Let's go down the fascist/corporatist checklist, shall we?

- Do they feel that promoting the interests of successful businessmen is necessary and that the destruction of trade unions is also necessary?

- Do they feel that the power of the strong individual is to be more admired than the collective power of the "weak?"

- Do they, in general, feel that part of building a successful America would entail some kind of "spiritual awakening" to replace its wayward morality?

- Do they curiously reject the notion that military spending is somehow part of this big government cronyism, or at least stay mum on the subject, lest they drive away some of their most ardent ubermenschen? (Read a bit about Nazi economist Hjalmar Schact and his "falling out" with Hitler over reckless military spending)

So far, so good...

- Should markets favor those corporate entities that are the strongest, letting those that show "weakness" die? Should policy build upon the strengths of successful businesses by favoring them?

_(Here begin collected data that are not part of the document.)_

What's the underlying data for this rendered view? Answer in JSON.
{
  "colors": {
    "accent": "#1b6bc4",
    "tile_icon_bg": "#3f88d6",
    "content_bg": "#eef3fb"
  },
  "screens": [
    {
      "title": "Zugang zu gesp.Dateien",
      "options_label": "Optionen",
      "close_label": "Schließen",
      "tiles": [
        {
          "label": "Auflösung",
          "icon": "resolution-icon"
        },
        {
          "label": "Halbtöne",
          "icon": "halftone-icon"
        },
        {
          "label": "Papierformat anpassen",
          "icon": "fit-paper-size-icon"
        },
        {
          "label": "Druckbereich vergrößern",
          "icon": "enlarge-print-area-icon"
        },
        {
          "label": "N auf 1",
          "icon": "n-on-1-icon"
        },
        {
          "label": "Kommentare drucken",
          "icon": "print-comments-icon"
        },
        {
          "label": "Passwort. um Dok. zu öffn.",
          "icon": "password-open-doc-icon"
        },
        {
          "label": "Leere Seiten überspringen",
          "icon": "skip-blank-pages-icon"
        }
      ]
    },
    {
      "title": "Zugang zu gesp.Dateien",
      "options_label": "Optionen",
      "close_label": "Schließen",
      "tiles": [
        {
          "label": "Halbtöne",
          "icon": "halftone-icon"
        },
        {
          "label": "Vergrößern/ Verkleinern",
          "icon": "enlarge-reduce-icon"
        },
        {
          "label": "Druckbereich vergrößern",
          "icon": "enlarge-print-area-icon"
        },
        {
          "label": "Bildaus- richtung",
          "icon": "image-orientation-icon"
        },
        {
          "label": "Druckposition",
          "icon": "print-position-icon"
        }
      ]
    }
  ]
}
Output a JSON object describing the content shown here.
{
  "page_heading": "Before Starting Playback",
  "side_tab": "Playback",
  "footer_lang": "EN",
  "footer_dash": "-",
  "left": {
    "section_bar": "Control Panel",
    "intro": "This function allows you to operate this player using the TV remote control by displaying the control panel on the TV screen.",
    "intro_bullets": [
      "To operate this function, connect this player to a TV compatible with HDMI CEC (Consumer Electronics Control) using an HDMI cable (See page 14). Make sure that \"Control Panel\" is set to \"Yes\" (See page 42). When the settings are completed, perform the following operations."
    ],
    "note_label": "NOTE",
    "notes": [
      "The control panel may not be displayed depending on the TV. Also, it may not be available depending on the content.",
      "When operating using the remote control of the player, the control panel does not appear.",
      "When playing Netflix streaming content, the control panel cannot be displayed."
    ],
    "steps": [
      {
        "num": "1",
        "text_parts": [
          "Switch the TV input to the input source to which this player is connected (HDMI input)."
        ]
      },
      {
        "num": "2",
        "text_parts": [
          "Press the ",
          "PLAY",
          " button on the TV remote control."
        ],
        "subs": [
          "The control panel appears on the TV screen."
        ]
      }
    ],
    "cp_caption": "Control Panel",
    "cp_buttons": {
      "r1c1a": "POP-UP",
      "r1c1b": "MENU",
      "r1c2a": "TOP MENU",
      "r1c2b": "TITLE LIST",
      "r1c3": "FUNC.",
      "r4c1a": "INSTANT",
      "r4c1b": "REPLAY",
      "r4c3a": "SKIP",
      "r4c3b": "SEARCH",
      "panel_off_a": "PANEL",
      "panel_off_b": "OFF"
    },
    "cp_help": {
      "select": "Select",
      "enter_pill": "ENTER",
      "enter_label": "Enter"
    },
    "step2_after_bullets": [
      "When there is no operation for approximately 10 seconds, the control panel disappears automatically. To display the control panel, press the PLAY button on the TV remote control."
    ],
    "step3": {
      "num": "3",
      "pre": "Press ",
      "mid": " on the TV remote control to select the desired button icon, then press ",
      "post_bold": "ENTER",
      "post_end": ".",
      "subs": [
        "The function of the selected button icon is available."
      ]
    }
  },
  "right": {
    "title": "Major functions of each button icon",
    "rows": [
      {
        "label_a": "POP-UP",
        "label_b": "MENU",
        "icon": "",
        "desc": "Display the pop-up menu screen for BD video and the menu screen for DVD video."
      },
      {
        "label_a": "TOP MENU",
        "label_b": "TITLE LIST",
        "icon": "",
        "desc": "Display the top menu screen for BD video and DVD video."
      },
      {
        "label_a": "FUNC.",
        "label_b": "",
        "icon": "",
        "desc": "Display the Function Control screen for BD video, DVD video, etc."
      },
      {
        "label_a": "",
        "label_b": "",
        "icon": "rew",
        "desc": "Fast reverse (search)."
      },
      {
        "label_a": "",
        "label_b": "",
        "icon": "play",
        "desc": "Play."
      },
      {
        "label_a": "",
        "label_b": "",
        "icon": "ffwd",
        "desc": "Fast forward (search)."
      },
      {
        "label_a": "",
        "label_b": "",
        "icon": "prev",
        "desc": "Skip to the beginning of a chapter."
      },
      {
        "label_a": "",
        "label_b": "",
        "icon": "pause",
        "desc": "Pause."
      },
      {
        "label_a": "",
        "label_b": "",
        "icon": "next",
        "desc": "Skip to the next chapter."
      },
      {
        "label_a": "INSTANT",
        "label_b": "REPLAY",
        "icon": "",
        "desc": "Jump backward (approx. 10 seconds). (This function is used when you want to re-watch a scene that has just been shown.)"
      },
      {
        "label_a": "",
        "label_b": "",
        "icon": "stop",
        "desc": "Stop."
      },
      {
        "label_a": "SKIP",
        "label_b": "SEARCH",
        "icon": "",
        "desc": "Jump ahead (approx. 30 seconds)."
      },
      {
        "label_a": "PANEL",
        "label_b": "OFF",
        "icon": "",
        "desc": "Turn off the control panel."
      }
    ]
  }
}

- "I absolutely insist on protecting private property... we must encourage private initiative." - Adolf Hitler

I don't know. It's not literally Nazi ideology, but they come mighty close to the bone.


kingarthur - 2012-08-27

Beard stroke imminent, BUT:

My grandmother lived through the rise of Fascism in Italy and what's happening on the right and center in America sounds an awful lot like the philosophy she described those guys as having.


Bort - 2012-08-27

baleen: you've described the backdoor by which cronyism can lead to something that somewhat resembles corporatism: get enough people in government who shill for a given range of interests, and they'll use the government to cater to that range of interests. That's still hardly corporatist, unless you're going to make the case that whatever range of interests is the only set of "organs" society needs.

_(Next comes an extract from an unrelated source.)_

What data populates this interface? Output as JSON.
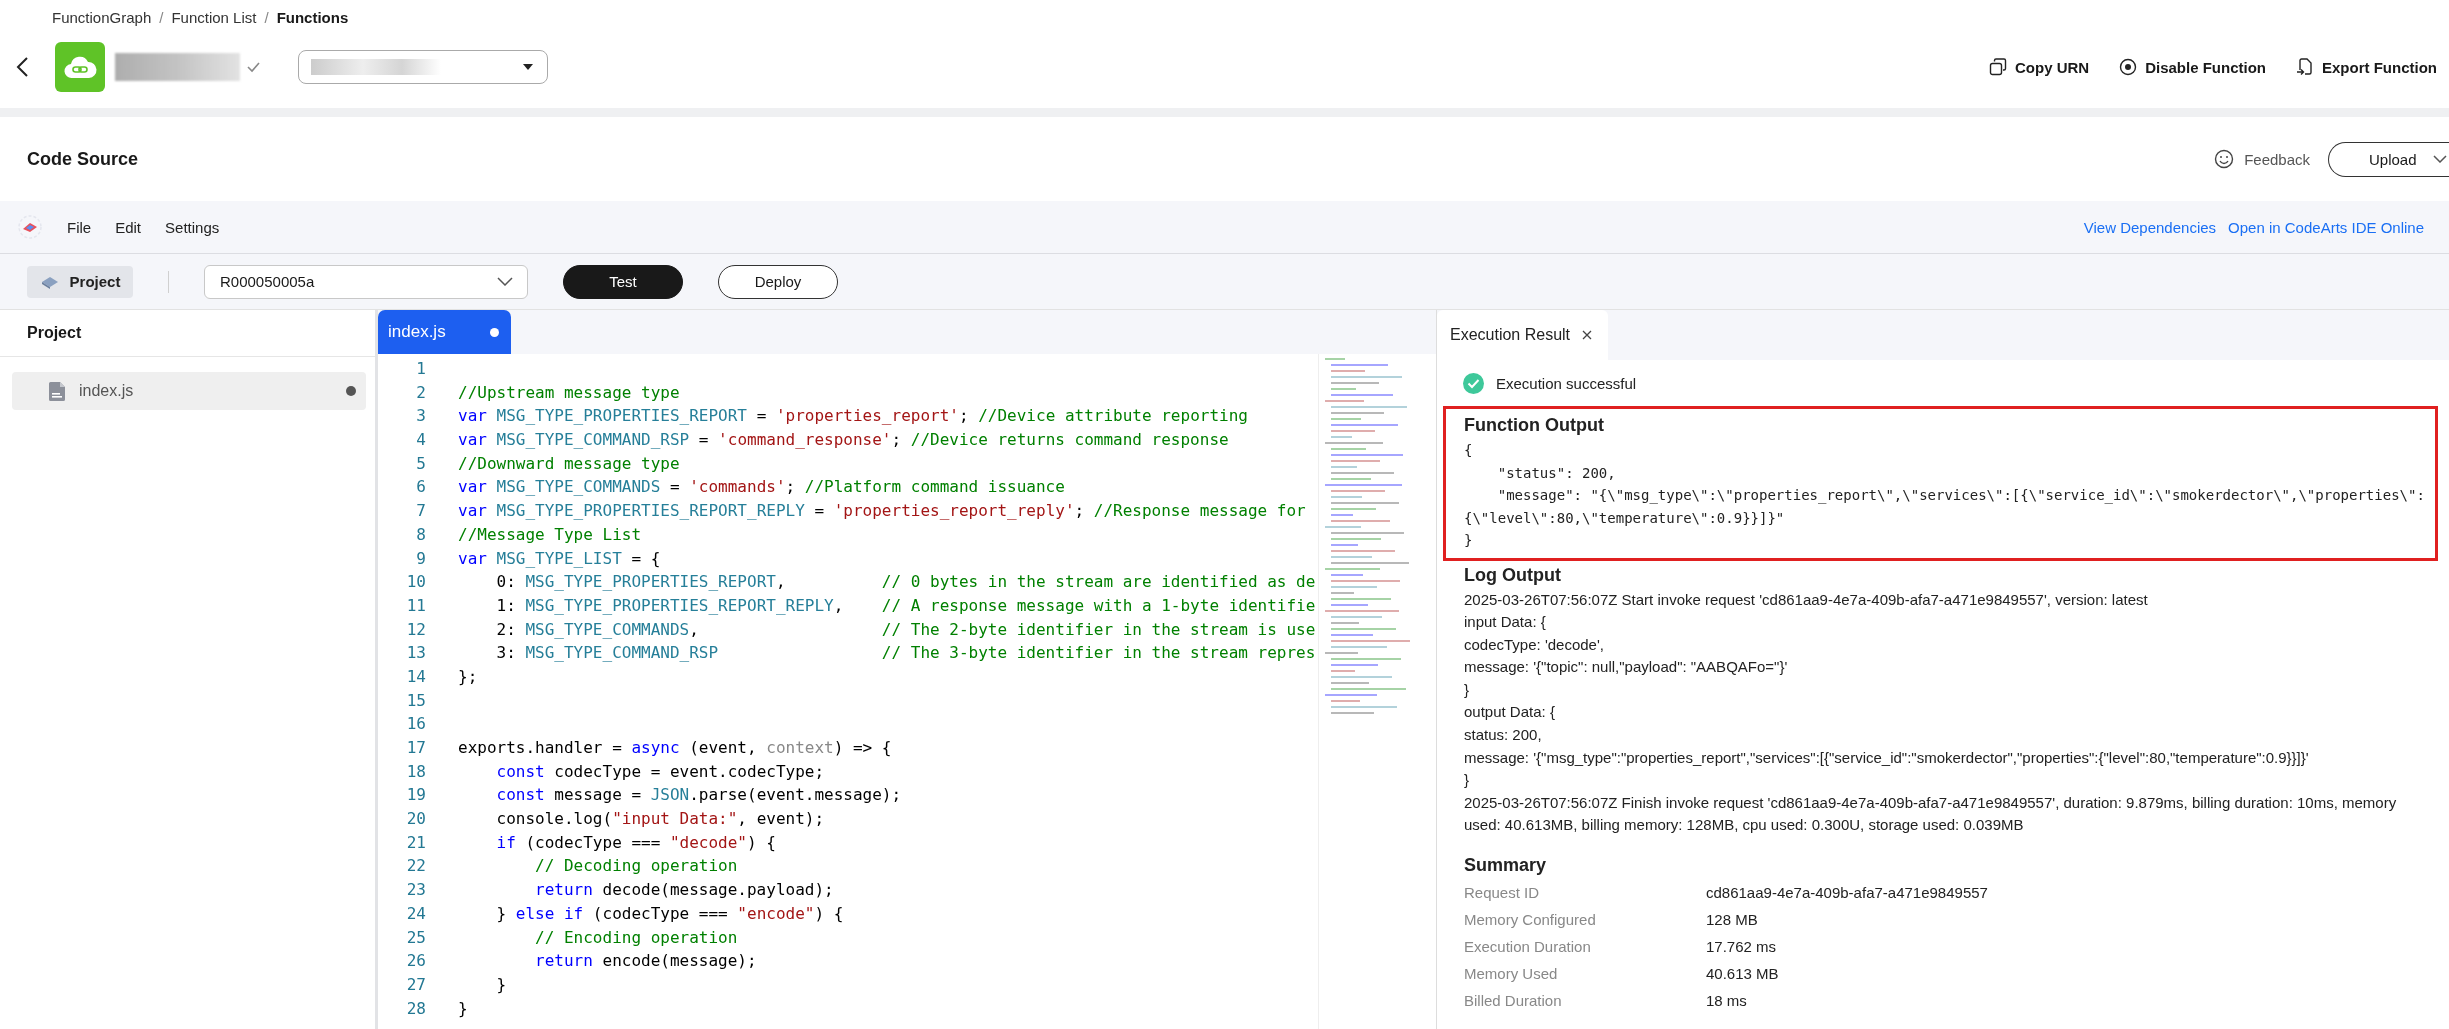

You're unquestionably a very intelligent guy, but I still think you're dead wrong about Sweden and Norway. They can be described as market socialist, but they can be described just as well as corporatist, just not the fascist variety. Ford and DuPont may have had a boner for fascism, but the type of corporatism at work in Europe today would appall them.

http://en.wikipedia.org/wiki/Social_corporatism#1930s-1970s:_N orway.2C_Sweden.2C_and_Austria


cognitivedissonance - 2012-08-26

Crony, Brony, whatevs.


Juice Eggs McKenna - 2015-06-02

I have no idea what these people are trying to sell me.